In Merrill's new system, "Buy" stocks are expected to have a total return of at least 10 per cent and are the most attractive stocks in a coverage cluster. "Neutral" stock prices are expected to remain flat or increase, but be less attractive than Buy-rated stocks. "Underperform" stocks are expected to have either a negative total return or have a positive total return but be the least attractive stocks in a coverage cluster. These structural changes come in the wake of the sub-prime mortgage crisis and the criticism that rating agencies in particular have faced over the way they have dealt with complex financial instruments.

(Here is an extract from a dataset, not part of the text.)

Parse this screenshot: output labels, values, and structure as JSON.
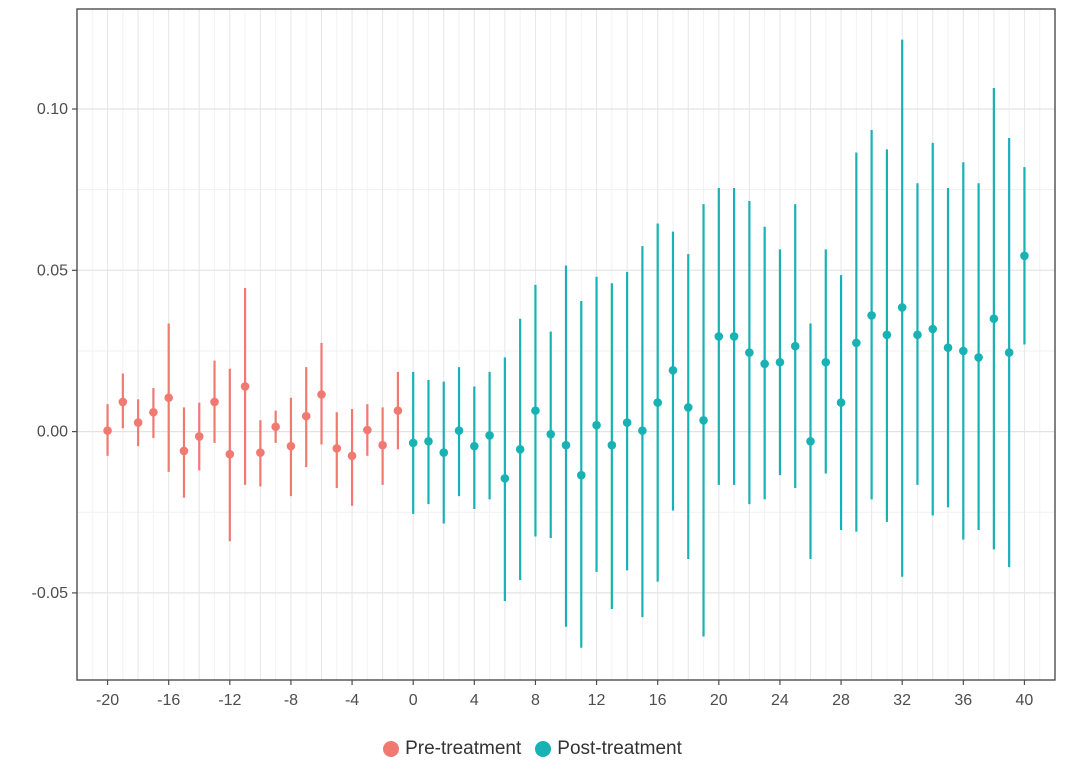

Moody's, Standard & Poor's and Fitch Ratings have been forced to downgrade billions of dollars of securitised products in the past eight months. Moody's this month replaced COO Brian Clarkson with Madelain.

Last month, the Financial Stability Forum, a committee of central bankers and regulators, urged the rating agencies to change their system of measuring risk for corporate bonds and securitised products.

Moody's developed its new measures working from responses to a call for comment issued in February, "Should Moody's consider differentiating structured finance and corporate ratings?", and from additional market discussions. Moody's received more than 200 responses, including from investors that together held in excess of $9trn (Dh33trn) in fixed income securities.

In their responses, market participants overwhelmingly rejected the idea of a separate rating scale for structured finance securities. However, they also voiced a desire for more information from Moody's on key components of structured finance risk. These included the degree of certainty in the assumptions behind a structured finance rating and the sensitivity of a rating to losses in the loan pools.

The Assumption Volatility Score, or V score, will rank transactions on a one-to-five scale by the potential for significant changes owing to uncertainty around the assumptions and the modelling that underlie the ratings. A single V score will apply across tranches to an entire transaction.

The V score will be the composite score on factors including historical performance, data adequacy, the complexity and market value sensitivity of a transaction, and governance.

Loss Sensitivities will measure the number of rating notches Moody's would expect a security to be downgraded should the expected loss rate on its underlying collateral pool increase to a highly stressed level.

Specifically, the measure looks at the change in ratings that would follow the expected loss rate on the transaction's underlying collateral pool increasing to, for example, a 95 per cent loss level stress, that is to a level expected to have a one-in-twenty chance of occurring.

Merrill's new system also introduces dispersion guidelines that limit the number of the stocks in each rating category: Buy-rated stocks may not exceed 70 per cent, Neutral-rated stocks may not exceed 30 per cent and Underperform stocks must be at least 20 per cent of each coverage cluster.